Secret of the Incas (1954, USA)
You know who would make a great Indiana Jones? Charlton Heston would! Here he goes about tomb raiding Inca ruins in full Indy outfit, and he’s twice the rogue Ford was. All that’s missing is the whip. And the script. Watched it all. It’s trash, but it’s Indy, or at least the inspiration for two iconic Indyisms: His look, and that whole bogus puzzle tomb setup.
Samurai I: Musashi Miyamoto (1954, Japan, Inagaki)
Japan didn’t need to send their armies to conquer Asia. They could have had the entire world with second-rate samurai epics. Watched: 25 minutes. This one got an Academy Award for Best Foreign Language Film, which I attribute to the voters never having seen a samurai film before, and being awestruck by what a fantastic concept this is. What excuse more recent fans have I don’t know.

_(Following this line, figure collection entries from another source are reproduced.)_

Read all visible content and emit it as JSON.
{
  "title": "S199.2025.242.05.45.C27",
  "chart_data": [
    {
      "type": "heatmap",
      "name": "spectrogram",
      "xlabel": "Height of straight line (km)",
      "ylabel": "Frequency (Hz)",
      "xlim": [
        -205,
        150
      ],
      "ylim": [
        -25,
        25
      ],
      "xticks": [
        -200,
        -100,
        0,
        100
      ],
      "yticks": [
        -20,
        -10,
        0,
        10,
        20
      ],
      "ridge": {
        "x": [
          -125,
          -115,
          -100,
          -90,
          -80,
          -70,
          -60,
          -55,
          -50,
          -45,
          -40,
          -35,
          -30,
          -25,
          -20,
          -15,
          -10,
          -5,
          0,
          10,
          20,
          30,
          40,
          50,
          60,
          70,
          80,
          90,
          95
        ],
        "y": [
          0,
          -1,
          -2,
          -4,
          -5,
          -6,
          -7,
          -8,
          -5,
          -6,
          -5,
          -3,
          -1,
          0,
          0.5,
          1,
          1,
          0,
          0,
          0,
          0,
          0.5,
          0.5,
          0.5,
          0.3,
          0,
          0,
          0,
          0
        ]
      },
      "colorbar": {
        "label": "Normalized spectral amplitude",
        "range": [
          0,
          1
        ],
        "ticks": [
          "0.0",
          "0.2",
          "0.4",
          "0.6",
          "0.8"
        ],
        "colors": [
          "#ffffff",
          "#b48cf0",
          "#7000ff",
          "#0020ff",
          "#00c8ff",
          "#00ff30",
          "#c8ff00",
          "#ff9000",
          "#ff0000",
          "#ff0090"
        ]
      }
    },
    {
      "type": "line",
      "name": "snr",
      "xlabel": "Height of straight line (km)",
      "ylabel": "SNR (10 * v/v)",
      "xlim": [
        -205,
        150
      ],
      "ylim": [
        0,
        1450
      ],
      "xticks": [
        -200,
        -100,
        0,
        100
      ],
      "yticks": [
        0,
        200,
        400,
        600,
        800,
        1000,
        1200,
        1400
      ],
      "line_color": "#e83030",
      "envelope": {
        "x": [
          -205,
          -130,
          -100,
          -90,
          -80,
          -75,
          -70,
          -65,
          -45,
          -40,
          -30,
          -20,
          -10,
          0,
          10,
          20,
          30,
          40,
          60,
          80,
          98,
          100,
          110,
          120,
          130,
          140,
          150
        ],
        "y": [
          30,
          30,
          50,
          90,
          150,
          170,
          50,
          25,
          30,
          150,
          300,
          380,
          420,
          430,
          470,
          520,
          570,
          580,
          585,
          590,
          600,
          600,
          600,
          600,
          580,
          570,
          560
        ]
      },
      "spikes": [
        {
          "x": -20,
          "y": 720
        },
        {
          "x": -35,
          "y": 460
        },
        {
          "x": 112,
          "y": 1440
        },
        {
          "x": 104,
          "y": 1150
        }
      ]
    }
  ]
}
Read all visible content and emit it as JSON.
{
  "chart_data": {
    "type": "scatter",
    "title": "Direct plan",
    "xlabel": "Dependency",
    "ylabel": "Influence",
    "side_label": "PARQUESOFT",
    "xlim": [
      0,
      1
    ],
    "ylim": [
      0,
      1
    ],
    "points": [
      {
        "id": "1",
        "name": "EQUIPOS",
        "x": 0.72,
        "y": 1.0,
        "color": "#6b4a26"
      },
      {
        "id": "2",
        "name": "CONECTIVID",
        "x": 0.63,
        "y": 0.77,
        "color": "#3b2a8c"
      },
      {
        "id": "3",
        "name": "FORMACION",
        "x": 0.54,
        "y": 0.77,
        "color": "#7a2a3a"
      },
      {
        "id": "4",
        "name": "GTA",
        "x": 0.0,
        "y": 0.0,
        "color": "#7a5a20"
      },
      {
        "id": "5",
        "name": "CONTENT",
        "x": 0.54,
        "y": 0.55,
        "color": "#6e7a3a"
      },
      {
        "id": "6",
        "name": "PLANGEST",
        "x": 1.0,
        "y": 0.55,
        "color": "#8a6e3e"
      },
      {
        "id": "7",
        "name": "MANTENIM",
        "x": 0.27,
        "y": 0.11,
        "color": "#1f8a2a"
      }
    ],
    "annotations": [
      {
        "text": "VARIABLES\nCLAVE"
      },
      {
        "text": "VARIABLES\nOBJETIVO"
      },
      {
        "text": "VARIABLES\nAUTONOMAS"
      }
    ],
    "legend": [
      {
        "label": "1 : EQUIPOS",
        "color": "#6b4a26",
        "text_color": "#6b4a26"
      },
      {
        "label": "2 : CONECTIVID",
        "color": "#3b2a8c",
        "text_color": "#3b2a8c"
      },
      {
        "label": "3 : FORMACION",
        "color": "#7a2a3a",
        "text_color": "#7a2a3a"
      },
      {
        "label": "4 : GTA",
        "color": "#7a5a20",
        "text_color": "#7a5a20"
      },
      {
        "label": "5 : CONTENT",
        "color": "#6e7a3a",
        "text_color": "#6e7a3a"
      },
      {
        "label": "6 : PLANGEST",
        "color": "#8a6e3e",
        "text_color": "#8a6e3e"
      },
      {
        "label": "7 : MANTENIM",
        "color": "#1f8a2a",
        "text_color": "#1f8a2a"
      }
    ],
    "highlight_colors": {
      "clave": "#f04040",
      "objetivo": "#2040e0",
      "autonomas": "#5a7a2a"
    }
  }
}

Kasserer Jensen (1954, Norway)
The timid accountant looks exactly like a famous criminal. Watched: 6 minutes, then fast-forwarded to identify all the Oslo locations I was able to, and locate them in Google StreetView, which is really the main reason to watch old Norwegian movies.
Hell Below Zero (1954, USA)
Never mind the rest, but I love the scene where Alan Ladd gives a sleazy con-man a righteous punching. That’s the spirit! Watched: 22 minutes.
Just discovered your site and loving it. This is great.
As a movie fan I admire your movie marathons and are recently stuck in 30s and 40s of your retrospective (as is my taste).
I adore your style because and movie mini reviews (and they are similar to Robin Cross’s ’2000 Movies’ Books which I like very much) with their brevity, expression and opinion and fencelessness.
O, and your minutes “rating” – that is such fun and so, so very movie lover incorrect. I mean, remember what they have done to Roger Egbert when he wrote the review of a movie he saw only 8 minutes of!
So, carry on, Bjorn! You will get more minutes of my reading.
Thanks! I haven’t read Robin Cross. I actually try to avoid reading movie criticism for the period I’m watching, because it’s so much fun to watch it all unprepared. But I’ll check out his 1940s book.